The evaluation order is the whole design. Apply every eligible adjustment in priority order first, accumulating a running rate, then apply constraints strictly afterward so a floor or ceiling can never be undone by a subsequent multiplier.

python
@dataclass
class Decision:
    rate_cents: int
    trace: list[str] = field(default_factory=list)


def evaluate(ctx: Context, rules: list[Rule]) -> Decision:
    rate = float(ctx.base_rate_cents)
    trace = [f"base={ctx.base_rate_cents}"]
    ordered = sorted(rules, key=lambda r: r.priority)

    for rule in ordered:
        if rule.effect not in (Effect.MULTIPLIER, Effect.DELTA) or not rule.applies(ctx):
            continue
        rate = rate * rule.value if rule.effect is Effect.MULTIPLIER else rate + rule.value
        trace.append(f"{rule.rule_id}->{round(rate)}")

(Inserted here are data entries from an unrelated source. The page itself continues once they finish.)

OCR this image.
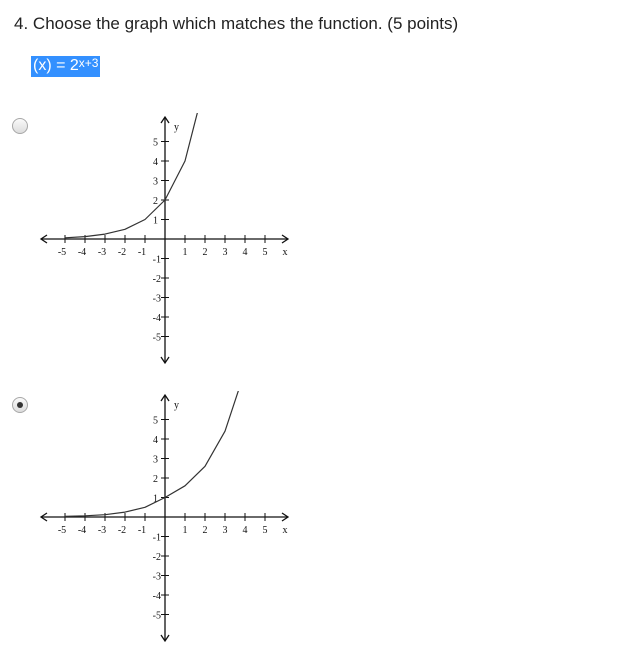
4. Choose the graph which matches the function. (5 points)
$(x) = 2^{x+3}$
-5 -4 -3 -2 -1	1 2 3 4 5
1
2
3
4
5
-1
-2
-3
-4
-5
x
y
-5 -4 -3 -2 -1	1 2 3 4 5
1
2
3
4
5
-1
-2
-3
-4
-5
x
y
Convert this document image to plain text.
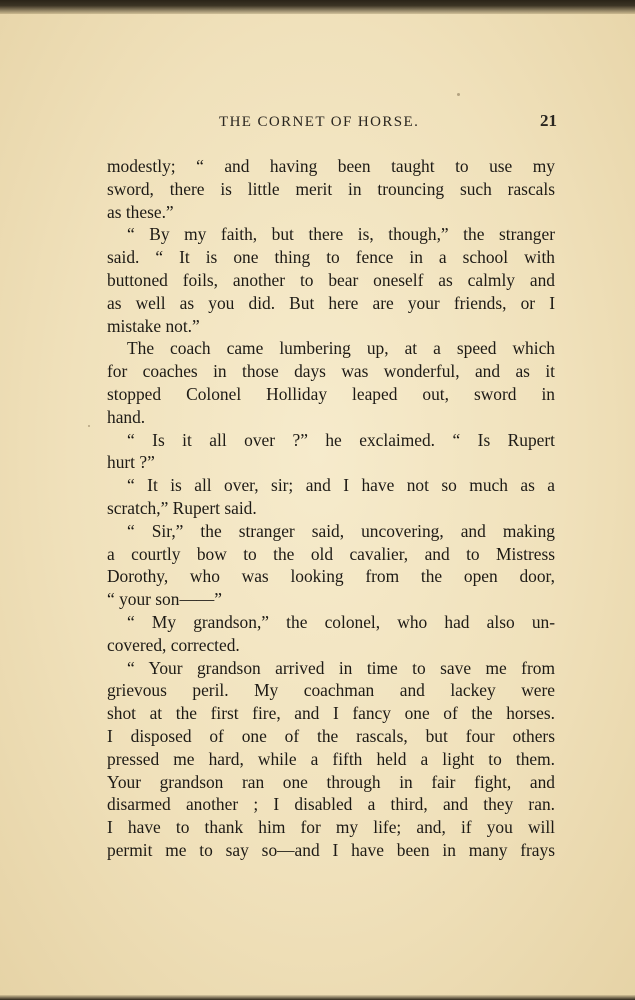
THE CORNET OF HORSE.	21
modestly; “ and having been taught to use my
sword, there is little merit in trouncing such rascals
as these.”
“ By my faith, but there is, though,” the stranger
said. “ It is one thing to fence in a school with
buttoned foils, another to bear oneself as calmly and
as well as you did. But here are your friends, or I
mistake not.”
The coach came lumbering up, at a speed which
for coaches in those days was wonderful, and as it
stopped Colonel Holliday leaped out, sword in
hand.
“ Is it all over ?” he exclaimed. “ Is Rupert
hurt ?”
“ It is all over, sir; and I have not so much as a
scratch,” Rupert said.
“ Sir,” the stranger said, uncovering, and making
a courtly bow to the old cavalier, and to Mistress
Dorothy, who was looking from the open door,
“ your son——”
“ My grandson,” the colonel, who had also un-
covered, corrected.
“ Your grandson arrived in time to save me from
grievous peril. My coachman and lackey were
shot at the first fire, and I fancy one of the horses.
I disposed of one of the rascals, but four others
pressed me hard, while a fifth held a light to them.
Your grandson ran one through in fair fight, and
disarmed another ; I disabled a third, and they ran.
I have to thank him for my life; and, if you will
permit me to say so—and I have been in many frays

    floor = max((r.value for r in ordered
                 if r.effect is Effect.FLOOR and r.applies(ctx)), default=None)
    ceiling = min((r.value for r in ordered
                   if r.effect is Effect.CEILING and r.applies(ctx)), default=None)
    if floor is not None and ceiling is not None and floor > ceiling:
        raise ValueError(f"infeasible band for {ctx.room_type}: {floor} > {ceiling}")
    if floor is not None and rate < floor:
        rate, _ = floor, trace.append(f"clamp_floor={floor}")
    if ceiling is not None and rate > ceiling:
        rate, _ = ceiling, trace.append(f"clamp_ceiling={ceiling}")

    decision = Decision(round(rate), trace)
    logger.info("priced %s %s -> %d (%s)", ctx.room_type, ctx.stay_date,
                decision.rate_cents, " | ".join(trace))
    return decision

Verification and testing

The evaluator’s value is that it is deterministic, so test it as such. Assert both the numeric result and that the guardrail clamps last.

python
def test_floor_beats_discount() -> None:
    ctx = Context("suite", "2026-08-01", True, 0.4, base_rate_cents=20000)
    rules = [
        Rule("weekend", 10, Effect.MULTIPLIER, 1.15, lambda c: c.is_weekend),
        Rule("soft_demand", 20, Effect.MULTIPLIER, 0.5, lambda c: c.pace_ratio < 0.6),
        Rule("contract_floor", 99, Effect.FLOOR, 15000, lambda c: True),
    ]
    validate_rules(rules)
    decision = evaluate(ctx, rules)
    # 20000 * 1.15 * 0.5 = 11500, below the 15000 floor -> clamped
    assert decision.rate_cents == 15000
    assert decision.trace[-1] == "clamp_floor=15000"

Run it with pytest -q; a green result confirms the clamp ordering holds even when adjustments would otherwise push the rate below the contracted floor.

Common pitfalls and edge cases

  • Equal priorities. Two rules at the same priority evaluate in an undefined order after sort ties; enforce unique priorities in validation.
  • Float drift on repeated multipliers. Keep money in integer cents and only round once, at the end, or long rule chains accumulate sub-cent error.
  • Infeasible bands. A floor above a ceiling should raise, not silently pick one; a franchise floor colliding with a promotional ceiling is a real production case.
  • Non-pure predicates. A rule whose applies reads the clock or a mutable global breaks reproducibility — keep predicates functions of the context only.
  • Missing ceilings. A context with adjustments but no ceiling can run away; assert every context is covered by at least one ceiling rule.